# Need help for two GSD's



## LindaMK4

I have a friend in Ma. that is in a awful situation. Her neighbor was killed just recently (the wife had passed away a year or two ago) so now the two GSD's are without a family. There is an investigation going on as they believe the husband was murdered, so she has been going to the home to feed the dogs, but she raises dogs herself so can not take them. Can anyone here give me information of a local rescue group or someplace that can help with the dogs? If I lived closer I would take them myself, but I am in Wyoming. I have information about the dogs if that helps. They are beautiful dogs, she sent me pictures - one female and one male. Any information would be greatly appreciated.
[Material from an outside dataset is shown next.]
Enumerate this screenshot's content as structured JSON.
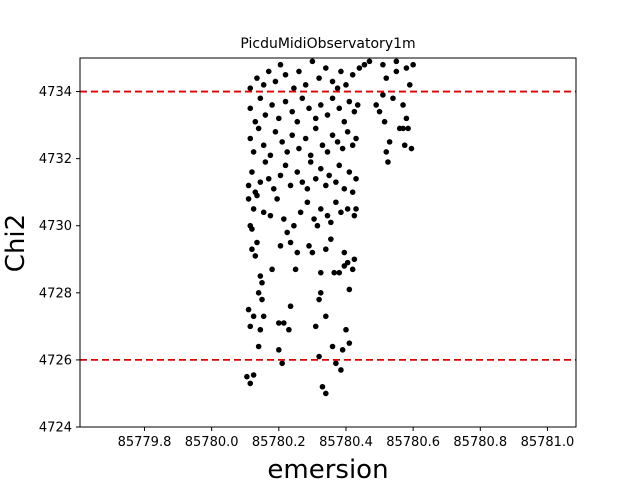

The police who are investigating the crime have told her she will have a hard time finding anyone to take them. :frown2:


----------



## Thecowboysgirl

Please contact the German Shepherd Rescue of New England.


----------



## Muntazir

Do you have pictures? I might know someone who may be interested.


----------



## Jessdubsss

How old? Good with dogs? Etc. love more info! I’m in the market for another pup and would be open to a rehomed dog


----------



## Fodder

Jessdubsss said:


> How old? Good with dogs? Etc. love more info! I’m in the market for another pup and would be open to a rehomed dog


2yr old thread. OP appears no longer active as well.


----------